There’s also a more modern, fancier slippery slope: that since smoking is addictive, we can dismiss the choice of adults to smoke because their decision is not consensual. We might treat smokers as people who have been duped into an addiction, and so disregard their apparent preference, and look for ways to help set them straight. Despite the efficacy of medical models for the treatment of drug abuse and addiction, invalidating the considered, informed decisions of adults is dangerous business. A liberal society demands that adults be given the benefit of the doubt.
Liberals are sometimes rightly critiqued as elites who are so sure they know better than other people, that they’re willing to substitute their judgement for those they deem to be in need of guidance. Smoking and obesity patterns follow class lines, with poor, uneducated working people far more likely to smoke and be overweight.

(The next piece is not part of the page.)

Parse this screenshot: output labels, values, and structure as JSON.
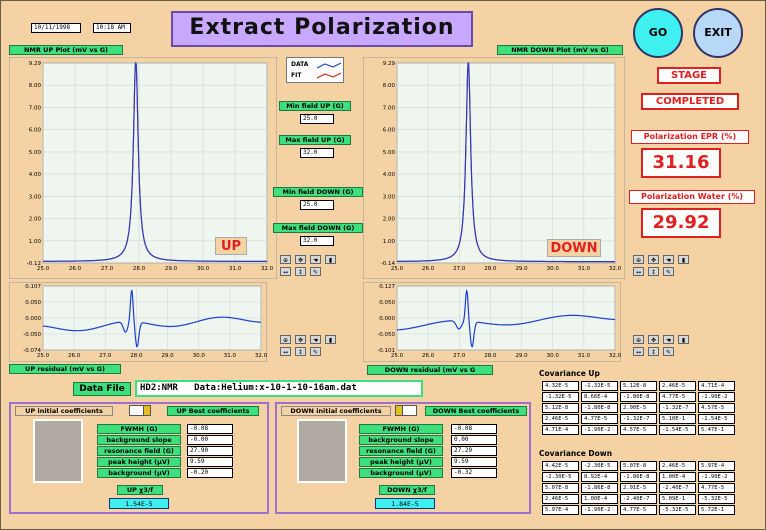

Cigarette taxes thus seem as paternalistic as they are regressive, and feed the perception that liberals are out of touch with the working class.
Respecting other people means, above all, recognizing that their choices on activities that impact their own lives are valid per se. It is the government’s role to disseminate information so people can make the best possible decisions. But manipulating prices through tax policy to impact preferences is simply not a proper role for a liberal government. The decisions of informed adults should be respected, even if they are not understood.